1
votes

I have multiple csv files in a folder (file1, file2, file3, file4, file5,....)

I only know how to import one file, run the command and output the converted file as shown in below code. I would like to run the command in multiple csv files at once. Can someone please help?

convert.py:

import pandas as pd
import numpy as np

#read file
df = pd.read_csv("file1.csv")

#make conversion
df['Time taken'] = pd.to_datetime(df['Time taken'])
df['Time taken'] = df['Time taken'].dt.hour + df['Time taken'].dt.minute / 60

#output file
df.to_csv('file1_converted.csv', index = False)

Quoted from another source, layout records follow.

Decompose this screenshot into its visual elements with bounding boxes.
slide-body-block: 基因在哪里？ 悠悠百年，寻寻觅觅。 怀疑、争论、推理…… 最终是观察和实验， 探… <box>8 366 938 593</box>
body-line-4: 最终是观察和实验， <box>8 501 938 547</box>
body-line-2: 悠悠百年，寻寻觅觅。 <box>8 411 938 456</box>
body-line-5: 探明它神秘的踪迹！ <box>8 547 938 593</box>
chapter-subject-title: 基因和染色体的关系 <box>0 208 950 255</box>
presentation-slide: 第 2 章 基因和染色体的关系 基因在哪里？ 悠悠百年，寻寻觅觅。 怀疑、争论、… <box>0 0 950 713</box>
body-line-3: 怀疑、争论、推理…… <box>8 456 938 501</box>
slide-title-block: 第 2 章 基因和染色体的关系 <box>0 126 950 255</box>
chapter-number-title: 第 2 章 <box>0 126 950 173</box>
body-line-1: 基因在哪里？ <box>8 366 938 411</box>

I started with a code as shown below but it gave only one output(*.csv) from one random csv file. I would like separate output for each file.

import glob
import pandas as pd
import numpy as np

files = glob.glob('folder/*.csv')
for file in files:
    df = pd.read_csv(file)

#make conversion
df['Time taken'] = pd.to_datetime(df['Time taken'])
df['Time taken'] = df['Time taken'].dt.hour + df['Time taken'].dt.minute / 60

#output file
df.to_csv('*.csv', index = False)
4
Look at your indentation. What is happening in the for loop, and what should be happening to produce one output file per input file?i alarmed alien
and 4 people posting the exact same solution is just crazyxyzjayne

4 Answers

1
votes

indent the code that does the dataframe transformation and include it in the for loop like this:

import glob
import pandas as pd
import numpy as np

files = glob.glob('folder/*.csv')
for file in files:
    df = pd.read_csv(file)

    #make conversion
    df['Time taken'] = pd.to_datetime(df['Time taken'])
    df['Time taken'] = df['Time taken'].dt.hour + df['Time taken'].dt.minute / 60

    #output file
    df.to_csv('updated_{}'.format(file), index = False)
0
votes

You just need to indent the file writing code so it is performed inside the loop, otherwise it will only write the last file:

import glob
import pandas as pd
import numpy as np

files = glob.glob('folder/*.csv')
for file in files:
    df = pd.read_csv(file)

    #make conversion
    df['Time taken'] = pd.to_datetime(df['Time taken'])
    df['Time taken'] = df['Time taken'].dt.hour + df['Time taken'].dt.minute / 60

    #output file
    df.to_csv('*.csv', index = False)
0
votes
total_no_file=10

for i in range(total_no_file):
    file_name="file"+str(i+1)
    df = pd.read_csv(file_name)

    #make conversion
    df['Time taken'] = pd.to_datetime(df['Time taken'])
    df['Time taken'] = df['Time taken'].dt.hour + df['Time taken'].dt.minute / 60

    file_name="file"+str(i+1)+"_converted"
    df.to_csv('file1_converted.csv', index = False)
0
votes

So there were two problems with your code. First the indentation was all messed up so the for loop was only reading the different csv files into the same variable. Second you should give a different name to the converted csv files you are writing to disk. Therefore, the following should work for you:

import os
import glob
import pandas as pd
import numpy as np

files = glob.glob('folder/*.csv')
for file in files:
    file_name = os.path.splitext(os.path.basename(file))  # Get the file name without extension
    df = pd.read_csv(file)

    #make conversion 
    df['Time taken'] = pd.to_datetime(df['Time taken'])
    df['Time taken'] = df['Time taken'].dt.hour + df['Time 
    taken'].dt.minute / 60

    #output file
    df.to_csv('{}_conv.csv'.format(file_name, index = False)